Nigeria: la rumeur d'un génocide contre les chrétiens
7 novembre 2025
Donald Trump relance la polémique. Le 31 octobre, il affirme sur les réseaux sociaux : "Le christianisme est confronté à une menace existentielle au Nigeria". Il menace même d'une intervention militaire américaine pour protéger les chrétiens du pays.
Le président nigérian Bola Tinubu réagit aussitôt. Selon lui : "la caractérisation du Nigeria comme intolérant sur le plan religieux ne reflète pas la réalité nationale".
Mais ces accusations de Donald Trump font des vagues sur les réseaux sociaux. Le sénateur américain Ted Cruz dénonce "le meurtre de masse de chrétiens par des djihadistes islamistes". Il propose des sanctions contre le Nigeria.
Voici quelles sont les racines historiques de cette mauvaise interprétation de la réalité.
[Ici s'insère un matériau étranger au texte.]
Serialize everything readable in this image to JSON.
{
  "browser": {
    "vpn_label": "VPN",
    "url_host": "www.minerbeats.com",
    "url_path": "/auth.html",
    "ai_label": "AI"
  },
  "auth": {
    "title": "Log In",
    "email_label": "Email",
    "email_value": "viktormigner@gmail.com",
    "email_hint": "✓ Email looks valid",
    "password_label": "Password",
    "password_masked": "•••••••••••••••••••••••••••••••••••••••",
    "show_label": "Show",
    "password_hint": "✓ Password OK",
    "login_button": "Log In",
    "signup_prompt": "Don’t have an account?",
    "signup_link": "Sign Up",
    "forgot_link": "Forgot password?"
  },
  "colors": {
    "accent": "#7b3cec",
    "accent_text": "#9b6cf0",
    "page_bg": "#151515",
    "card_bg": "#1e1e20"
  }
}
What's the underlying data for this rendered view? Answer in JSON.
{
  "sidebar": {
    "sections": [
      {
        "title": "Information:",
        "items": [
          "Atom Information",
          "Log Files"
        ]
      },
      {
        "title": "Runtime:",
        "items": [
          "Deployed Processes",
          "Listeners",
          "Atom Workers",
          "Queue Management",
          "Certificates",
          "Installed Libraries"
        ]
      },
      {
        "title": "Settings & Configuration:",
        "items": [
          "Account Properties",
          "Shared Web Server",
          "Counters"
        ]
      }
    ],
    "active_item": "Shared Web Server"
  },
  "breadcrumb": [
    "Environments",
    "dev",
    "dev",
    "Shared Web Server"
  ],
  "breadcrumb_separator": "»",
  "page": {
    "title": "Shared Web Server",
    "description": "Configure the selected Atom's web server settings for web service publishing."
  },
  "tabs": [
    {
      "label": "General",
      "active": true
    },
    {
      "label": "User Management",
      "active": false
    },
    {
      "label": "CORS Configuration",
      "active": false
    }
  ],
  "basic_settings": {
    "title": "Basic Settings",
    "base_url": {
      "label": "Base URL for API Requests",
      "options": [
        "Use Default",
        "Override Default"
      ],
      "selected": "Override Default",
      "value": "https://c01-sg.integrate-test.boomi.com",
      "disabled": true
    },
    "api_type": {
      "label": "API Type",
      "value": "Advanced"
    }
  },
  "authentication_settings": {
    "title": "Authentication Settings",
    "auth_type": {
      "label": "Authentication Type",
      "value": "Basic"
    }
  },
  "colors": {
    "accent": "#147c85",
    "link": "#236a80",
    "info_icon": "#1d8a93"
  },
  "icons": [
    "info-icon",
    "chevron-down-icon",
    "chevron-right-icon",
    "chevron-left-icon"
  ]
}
Des violences bien réelles
Il existe effectivement des violences au Nigeria : 10 000 morts, trois millions de déplacés depuis 2023. Les États de Benue et de Plateau sont les plus touchés. Des groupes armés s'en prennent à des villages, des écoles, des lieux de culte.
Les témoignages sont poignants. Comfort Isfanus est veuve et raconte : "Nos maisons ont été brûlées. Nous souffrons, sans nourriture ni abri pour nos enfants.".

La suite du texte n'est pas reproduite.